司法書士の松井です。

よく「相続が開始した後、遺産分割協議が終わるまでに発生したアパート等の賃料収入は誰のものですか?」という質問を受けます。

1.まず考えられるのが、「遺産分割協議によってそのアパート等を相続した相続人がその賃料収入を取得する。」という考え方。
2.「遺産分割協議が終了するまでの賃料収入については、各相続人の法定相続分に応じて取得する。」という考え方。

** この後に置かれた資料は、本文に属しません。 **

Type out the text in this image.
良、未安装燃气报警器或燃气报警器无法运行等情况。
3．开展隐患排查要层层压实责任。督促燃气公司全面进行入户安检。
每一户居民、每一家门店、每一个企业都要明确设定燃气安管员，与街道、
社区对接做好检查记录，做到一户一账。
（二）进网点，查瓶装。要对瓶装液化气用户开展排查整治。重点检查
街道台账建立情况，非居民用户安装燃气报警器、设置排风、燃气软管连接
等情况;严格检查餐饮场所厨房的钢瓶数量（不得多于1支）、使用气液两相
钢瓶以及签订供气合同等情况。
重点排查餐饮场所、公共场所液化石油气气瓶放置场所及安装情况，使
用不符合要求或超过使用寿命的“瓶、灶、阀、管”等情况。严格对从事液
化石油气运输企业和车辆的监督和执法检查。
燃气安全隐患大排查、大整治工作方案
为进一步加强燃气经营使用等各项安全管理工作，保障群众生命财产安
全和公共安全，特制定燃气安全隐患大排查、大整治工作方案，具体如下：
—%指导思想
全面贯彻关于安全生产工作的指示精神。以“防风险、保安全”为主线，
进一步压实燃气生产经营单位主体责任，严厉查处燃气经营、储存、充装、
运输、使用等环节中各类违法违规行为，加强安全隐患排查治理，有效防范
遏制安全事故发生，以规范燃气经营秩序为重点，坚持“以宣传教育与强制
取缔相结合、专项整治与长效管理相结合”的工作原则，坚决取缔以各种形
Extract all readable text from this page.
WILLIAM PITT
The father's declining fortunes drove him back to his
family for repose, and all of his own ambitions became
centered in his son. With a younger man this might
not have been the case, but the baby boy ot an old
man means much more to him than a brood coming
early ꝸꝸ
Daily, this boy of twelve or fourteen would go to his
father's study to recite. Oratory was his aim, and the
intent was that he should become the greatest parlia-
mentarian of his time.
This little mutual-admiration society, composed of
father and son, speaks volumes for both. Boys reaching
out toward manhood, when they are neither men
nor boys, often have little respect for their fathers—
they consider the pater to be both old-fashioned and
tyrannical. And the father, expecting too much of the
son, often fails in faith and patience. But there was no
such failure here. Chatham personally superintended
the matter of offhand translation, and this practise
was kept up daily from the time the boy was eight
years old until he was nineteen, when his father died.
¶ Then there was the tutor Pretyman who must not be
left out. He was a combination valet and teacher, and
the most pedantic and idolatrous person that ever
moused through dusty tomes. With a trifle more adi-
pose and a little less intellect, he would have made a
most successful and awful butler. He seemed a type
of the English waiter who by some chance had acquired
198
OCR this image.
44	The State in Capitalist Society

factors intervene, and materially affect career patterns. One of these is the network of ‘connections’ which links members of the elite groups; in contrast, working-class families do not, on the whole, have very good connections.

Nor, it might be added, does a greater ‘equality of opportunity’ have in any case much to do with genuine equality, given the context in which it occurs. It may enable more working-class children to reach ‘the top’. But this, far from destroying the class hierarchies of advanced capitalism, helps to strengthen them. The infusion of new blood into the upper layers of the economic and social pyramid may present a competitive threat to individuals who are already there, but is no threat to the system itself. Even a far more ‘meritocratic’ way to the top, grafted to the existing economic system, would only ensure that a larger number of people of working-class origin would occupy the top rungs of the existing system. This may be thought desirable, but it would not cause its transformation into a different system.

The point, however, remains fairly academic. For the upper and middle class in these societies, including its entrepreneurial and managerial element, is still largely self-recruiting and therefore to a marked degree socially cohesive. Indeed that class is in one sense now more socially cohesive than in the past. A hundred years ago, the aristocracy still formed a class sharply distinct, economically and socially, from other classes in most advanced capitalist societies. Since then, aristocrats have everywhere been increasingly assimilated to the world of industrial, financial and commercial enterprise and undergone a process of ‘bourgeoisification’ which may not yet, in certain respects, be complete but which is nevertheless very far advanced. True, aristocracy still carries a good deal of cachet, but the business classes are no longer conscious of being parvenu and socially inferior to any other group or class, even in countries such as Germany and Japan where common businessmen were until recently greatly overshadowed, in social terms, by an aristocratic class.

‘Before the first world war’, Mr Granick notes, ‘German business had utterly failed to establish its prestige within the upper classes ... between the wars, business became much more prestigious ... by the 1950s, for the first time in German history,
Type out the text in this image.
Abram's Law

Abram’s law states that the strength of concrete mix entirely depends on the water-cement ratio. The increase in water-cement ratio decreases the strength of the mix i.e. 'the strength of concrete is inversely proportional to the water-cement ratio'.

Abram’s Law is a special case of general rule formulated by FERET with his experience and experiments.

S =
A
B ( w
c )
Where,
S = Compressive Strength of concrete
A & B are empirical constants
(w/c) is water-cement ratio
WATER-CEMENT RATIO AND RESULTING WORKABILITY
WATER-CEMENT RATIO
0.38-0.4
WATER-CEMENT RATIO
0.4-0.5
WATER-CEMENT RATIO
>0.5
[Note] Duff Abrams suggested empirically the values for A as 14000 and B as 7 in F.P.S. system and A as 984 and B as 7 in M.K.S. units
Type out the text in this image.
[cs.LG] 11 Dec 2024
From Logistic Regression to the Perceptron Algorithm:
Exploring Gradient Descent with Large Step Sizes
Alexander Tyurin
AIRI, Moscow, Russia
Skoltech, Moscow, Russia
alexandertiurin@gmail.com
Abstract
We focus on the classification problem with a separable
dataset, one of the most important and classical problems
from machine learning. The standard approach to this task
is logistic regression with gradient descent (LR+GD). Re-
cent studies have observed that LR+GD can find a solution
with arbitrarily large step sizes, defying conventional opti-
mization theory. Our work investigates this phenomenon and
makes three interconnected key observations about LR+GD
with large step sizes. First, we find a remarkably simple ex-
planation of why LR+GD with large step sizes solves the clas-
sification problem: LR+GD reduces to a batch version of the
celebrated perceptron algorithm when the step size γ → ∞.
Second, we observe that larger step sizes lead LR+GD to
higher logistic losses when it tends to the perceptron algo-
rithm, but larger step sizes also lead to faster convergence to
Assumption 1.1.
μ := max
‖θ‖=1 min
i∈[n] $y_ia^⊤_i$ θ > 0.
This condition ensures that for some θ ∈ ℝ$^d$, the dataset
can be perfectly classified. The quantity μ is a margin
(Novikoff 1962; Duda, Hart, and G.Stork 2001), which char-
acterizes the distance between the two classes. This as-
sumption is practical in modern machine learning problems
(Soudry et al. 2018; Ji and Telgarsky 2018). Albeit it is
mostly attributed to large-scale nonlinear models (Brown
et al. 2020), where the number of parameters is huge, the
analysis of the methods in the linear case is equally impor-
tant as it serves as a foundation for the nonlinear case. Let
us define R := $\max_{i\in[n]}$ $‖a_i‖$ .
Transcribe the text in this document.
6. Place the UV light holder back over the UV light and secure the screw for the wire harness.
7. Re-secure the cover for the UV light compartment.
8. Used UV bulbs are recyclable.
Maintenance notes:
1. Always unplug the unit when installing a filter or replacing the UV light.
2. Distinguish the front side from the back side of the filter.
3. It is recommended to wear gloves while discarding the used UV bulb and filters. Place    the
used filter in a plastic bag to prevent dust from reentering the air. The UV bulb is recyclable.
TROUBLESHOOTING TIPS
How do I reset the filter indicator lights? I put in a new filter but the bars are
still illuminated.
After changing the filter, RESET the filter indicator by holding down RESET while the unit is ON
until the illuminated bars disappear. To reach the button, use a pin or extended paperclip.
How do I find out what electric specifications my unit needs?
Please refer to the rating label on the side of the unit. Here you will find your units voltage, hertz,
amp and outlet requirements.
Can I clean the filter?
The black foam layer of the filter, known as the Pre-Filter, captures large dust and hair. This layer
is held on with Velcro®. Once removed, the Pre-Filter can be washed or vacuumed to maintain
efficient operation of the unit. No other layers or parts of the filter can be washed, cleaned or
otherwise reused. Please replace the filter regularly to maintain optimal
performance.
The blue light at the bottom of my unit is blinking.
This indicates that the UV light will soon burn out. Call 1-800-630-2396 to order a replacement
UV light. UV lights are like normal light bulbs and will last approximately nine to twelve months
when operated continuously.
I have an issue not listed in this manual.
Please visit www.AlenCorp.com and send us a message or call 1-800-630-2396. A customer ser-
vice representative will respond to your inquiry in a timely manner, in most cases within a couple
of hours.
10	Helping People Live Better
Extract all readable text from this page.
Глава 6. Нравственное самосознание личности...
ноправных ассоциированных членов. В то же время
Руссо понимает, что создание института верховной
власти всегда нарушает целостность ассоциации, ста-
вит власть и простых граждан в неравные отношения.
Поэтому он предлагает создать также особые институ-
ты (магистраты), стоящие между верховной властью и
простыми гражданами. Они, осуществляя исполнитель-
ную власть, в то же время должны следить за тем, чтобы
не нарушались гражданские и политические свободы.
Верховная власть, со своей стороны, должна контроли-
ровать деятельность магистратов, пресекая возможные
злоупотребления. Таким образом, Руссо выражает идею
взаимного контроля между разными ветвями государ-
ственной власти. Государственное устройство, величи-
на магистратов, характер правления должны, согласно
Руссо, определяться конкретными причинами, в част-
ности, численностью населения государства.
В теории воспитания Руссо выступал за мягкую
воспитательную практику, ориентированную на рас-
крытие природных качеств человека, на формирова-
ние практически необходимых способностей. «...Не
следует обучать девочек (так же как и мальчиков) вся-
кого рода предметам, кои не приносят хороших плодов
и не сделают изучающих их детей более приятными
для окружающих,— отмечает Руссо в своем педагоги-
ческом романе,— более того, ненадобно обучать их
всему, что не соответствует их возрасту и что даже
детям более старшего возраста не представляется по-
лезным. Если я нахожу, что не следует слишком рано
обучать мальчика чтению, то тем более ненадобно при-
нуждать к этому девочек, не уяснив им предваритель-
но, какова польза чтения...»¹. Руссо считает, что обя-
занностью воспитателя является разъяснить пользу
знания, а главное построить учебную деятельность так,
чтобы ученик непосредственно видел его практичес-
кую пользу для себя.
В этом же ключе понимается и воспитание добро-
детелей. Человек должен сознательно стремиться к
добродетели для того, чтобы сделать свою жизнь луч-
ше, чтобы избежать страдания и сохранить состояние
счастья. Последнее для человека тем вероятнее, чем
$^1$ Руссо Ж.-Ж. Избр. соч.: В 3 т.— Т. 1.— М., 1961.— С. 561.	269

以前は、「遺産分割は、相続開始の時にさかのぼって効力を生じる。」(民法909条)という条文があるということもあり、1.のように相続の開始から遺産分割協議が成立するまでの間の賃料収入についても、そのアパート等を取得した相続人が取得する。という判例もありました。この判例によれば、賃料収入も遺産分割の対象となる遺産であるという考えになります。

しかし、近年の判例(最高裁平成17年9月8日)では、2.の考え方が支持されており、「賃料収入については、遺産分割の対象となる遺産とは別個の共有財産であり、相続開始から遺産分割が成立するまでの賃料収入は、各相続人が法定相続分に応じて取得する。」という取扱となっています。

ただし、相続人全員の合意がある場合には、賃料収入を遺産分割の対象に含めて遺産分割協議(又は調停)を成立させることもできます。